(事例紹介)補助金詐欺事件で有罪判決 三重県津市
~事例紹介~
津市から補助金を詐取したとして、詐欺の罪に問われた(中略)被告(54)の判決公判が26日、津地裁であり、四宮知彦裁判官は懲役1年4月、執行猶予3年の判決を言い渡した。
四宮裁判官は判決理由で、内容虚偽の見積書や領収書を用意し、必要書類をそろえて補助金の交付申請を行うなどした犯行手口は「手の込んだ悪質なもの」と非難した。一方、全額を市へ返還し、反省していることも踏まえ執行猶予を付けた。

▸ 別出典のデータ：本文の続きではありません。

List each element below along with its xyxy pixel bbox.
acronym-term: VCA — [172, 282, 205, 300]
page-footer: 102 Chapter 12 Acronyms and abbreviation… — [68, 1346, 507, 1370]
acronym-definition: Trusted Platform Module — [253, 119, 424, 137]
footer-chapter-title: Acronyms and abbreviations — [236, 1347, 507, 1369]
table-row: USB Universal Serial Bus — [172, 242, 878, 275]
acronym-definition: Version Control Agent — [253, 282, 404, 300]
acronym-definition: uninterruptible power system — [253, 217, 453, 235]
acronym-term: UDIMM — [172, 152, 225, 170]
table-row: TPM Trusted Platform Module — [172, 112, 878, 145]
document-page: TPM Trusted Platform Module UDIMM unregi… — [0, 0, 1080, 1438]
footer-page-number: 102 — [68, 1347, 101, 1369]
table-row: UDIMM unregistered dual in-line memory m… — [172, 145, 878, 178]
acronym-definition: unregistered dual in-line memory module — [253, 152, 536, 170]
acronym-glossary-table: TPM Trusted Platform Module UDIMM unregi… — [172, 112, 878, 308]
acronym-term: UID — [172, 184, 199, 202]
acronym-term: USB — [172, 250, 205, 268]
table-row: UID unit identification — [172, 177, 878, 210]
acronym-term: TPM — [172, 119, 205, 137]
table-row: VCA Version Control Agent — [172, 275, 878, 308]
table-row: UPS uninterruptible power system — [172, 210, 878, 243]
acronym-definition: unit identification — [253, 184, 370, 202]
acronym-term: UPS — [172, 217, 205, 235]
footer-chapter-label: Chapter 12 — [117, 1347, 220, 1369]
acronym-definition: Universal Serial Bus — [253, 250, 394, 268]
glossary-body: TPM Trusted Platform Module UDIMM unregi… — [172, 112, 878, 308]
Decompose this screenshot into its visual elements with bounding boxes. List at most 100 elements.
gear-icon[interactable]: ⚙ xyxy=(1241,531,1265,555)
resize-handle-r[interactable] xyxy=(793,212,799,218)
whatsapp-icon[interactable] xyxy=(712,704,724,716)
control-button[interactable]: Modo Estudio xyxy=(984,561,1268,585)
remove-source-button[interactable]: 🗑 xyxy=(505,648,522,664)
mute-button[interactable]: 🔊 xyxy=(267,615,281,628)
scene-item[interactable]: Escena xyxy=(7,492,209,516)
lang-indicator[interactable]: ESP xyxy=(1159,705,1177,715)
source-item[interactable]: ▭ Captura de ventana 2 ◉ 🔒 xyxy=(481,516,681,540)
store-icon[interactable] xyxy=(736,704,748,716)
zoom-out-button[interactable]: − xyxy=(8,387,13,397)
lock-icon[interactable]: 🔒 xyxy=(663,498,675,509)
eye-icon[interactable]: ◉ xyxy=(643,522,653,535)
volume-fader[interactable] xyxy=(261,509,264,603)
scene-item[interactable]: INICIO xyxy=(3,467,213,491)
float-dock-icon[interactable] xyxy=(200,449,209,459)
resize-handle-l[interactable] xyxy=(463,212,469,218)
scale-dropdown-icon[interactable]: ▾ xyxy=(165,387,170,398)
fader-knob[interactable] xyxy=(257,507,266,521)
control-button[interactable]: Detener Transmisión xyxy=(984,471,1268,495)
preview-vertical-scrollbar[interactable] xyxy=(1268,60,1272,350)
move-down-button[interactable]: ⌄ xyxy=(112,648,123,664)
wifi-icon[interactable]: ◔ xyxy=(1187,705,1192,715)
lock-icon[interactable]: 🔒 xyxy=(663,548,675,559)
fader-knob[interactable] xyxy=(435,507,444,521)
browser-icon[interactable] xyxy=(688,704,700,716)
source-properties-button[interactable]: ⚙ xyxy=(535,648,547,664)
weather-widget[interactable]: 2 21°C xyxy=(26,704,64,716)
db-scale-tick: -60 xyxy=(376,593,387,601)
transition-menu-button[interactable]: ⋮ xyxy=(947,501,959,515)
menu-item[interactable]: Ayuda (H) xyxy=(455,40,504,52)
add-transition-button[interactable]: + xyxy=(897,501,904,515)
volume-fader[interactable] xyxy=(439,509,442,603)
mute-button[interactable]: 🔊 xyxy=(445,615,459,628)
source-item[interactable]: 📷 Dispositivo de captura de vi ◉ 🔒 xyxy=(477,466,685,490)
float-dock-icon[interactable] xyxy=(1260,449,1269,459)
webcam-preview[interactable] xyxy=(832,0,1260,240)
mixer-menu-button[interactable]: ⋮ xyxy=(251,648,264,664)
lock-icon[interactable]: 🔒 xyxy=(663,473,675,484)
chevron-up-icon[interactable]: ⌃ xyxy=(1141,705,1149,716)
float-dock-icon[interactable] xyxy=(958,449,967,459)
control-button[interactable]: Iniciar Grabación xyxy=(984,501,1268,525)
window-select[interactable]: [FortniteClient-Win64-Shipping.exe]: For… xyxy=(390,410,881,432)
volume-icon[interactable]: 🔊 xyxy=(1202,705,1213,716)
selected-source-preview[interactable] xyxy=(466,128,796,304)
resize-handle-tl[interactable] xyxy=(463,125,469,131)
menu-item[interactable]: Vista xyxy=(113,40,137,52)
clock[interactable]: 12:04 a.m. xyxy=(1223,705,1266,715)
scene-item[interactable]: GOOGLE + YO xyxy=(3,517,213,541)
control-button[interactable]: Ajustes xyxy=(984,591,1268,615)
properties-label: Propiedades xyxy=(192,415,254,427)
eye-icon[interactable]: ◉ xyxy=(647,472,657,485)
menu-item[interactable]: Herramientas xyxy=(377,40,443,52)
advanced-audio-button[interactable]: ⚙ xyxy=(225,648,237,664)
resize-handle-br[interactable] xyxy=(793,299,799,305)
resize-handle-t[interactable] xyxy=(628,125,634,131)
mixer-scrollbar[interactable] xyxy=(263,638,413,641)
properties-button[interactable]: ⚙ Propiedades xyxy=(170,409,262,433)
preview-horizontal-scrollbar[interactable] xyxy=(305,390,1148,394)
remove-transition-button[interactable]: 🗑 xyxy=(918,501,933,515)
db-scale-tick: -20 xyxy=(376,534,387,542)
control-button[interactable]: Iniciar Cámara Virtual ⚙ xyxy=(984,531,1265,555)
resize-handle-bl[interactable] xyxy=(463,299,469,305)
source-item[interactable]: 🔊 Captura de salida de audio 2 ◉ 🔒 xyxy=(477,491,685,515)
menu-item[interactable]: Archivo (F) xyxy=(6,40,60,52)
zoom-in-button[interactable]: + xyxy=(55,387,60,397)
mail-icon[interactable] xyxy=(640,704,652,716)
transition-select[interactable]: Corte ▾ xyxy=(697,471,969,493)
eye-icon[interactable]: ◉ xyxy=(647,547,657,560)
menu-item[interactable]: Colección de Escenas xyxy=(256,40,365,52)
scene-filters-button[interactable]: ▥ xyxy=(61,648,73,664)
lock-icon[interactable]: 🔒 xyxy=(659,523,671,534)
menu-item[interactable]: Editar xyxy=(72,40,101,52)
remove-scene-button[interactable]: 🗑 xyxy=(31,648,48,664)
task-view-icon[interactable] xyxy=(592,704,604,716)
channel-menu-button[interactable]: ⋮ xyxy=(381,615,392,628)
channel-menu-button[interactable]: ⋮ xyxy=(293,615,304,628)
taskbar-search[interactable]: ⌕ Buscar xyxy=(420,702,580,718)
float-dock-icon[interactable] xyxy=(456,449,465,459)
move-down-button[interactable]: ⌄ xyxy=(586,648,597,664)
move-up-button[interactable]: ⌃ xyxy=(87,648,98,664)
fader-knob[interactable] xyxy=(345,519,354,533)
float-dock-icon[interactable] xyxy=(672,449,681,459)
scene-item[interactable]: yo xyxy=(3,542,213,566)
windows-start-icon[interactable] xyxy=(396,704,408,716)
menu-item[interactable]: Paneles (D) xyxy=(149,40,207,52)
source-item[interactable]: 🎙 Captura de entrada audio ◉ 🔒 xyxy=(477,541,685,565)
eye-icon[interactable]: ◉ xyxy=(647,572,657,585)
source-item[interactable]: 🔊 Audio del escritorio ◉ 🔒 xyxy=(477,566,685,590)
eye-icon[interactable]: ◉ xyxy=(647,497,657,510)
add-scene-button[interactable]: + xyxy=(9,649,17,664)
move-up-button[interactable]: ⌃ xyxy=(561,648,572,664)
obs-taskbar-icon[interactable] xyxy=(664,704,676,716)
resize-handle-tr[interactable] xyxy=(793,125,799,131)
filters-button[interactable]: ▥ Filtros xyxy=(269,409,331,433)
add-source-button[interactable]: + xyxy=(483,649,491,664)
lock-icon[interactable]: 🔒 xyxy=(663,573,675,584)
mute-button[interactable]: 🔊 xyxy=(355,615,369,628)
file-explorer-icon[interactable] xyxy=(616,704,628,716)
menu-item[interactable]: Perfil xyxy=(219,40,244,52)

判決によると、共犯者と共謀し、令和2年6月10日ごろから7月22日ごろまでの間、当時副自治会長を務めていた柳山港中路町自治会内に設置するごみ収集庫3基の工事代金が135万3千円である旨の内容虚偽の見積書などを市に提出し、8月6日、自治会名義の口座に補助金45万円を振り込ませた。
(※2022年5月27日伊勢新聞配信記事より引用)
~補助金詐欺事件~
今回の事例では、自治体から補助金をだまし取ったとする詐欺罪の容疑で被告人が起訴され、刑事裁判の結果、有罪判決がくだされたと報道されています。
報道されている判決によると、被告人は、虚偽の内容の見積書などを自治体に提出し、補助金を振り込ませたとされています。
この行為が詐欺罪に当たるとして刑事裁判が開かれ、最終的に懲役1年4月、執行猶予3年という有罪判決が下されています。
刑法では、「人を欺いて」財産を交付させることを詐欺罪としています。
刑法第246条第1項
人を欺いて財物を交付させた者は、10年以下の懲役に処する。
今回の事例では、自治体に対して虚偽の内容の見積書などを提出し、その内容を自治体に信じさせた部分が「人を欺いて」という部分に当たります。
そして、嘘を信じた自治体が補助金=「財物」を交付したということから、詐欺罪に問われたということなのでしょう。
~詐欺事件と執行猶予~
今回の事例では、執行猶予判決が下されています。
詐欺罪は、先ほど挙げた条文にある通り、「10年以下の懲役」という刑罰が定められています。
罰金刑の規定がないため、詐欺罪で起訴されるということはイコール、刑事裁判を受けるということになります。
そして、執行猶予がつかなければ、刑務所に行くということに直結します。
詐欺事件で執行猶予が付くかどうかは、様々な事情を総合的に考慮して判断されます。
例えば、詐欺事件自体の悪質性、被害金額の大きさなども考慮されます。
他にも、詐欺事件が起こった後の対応、例えば被害者への被害弁償の有無なども判断の要素となります。
今回の事例では、虚偽の内容の領収書など書類をそろえて補助金の申請を行っている点については計画性が認められ悪質であるというマイナスな評価を受けていますが、受けた補助金を全て返済している=被害弁償をしているという部分ではプラスの評価を受けており、その結果有罪判決ではあるものの、執行猶予がつけられるという結果になっています。
詐欺事件では、こうした被害弁償の有無や事件の後の反省の深まりなども、執行猶予獲得のための重要な要素となりますので、早い段階からこうした活動に着手することが大切です。
まずは弁護士に相談してみることをおすすめします。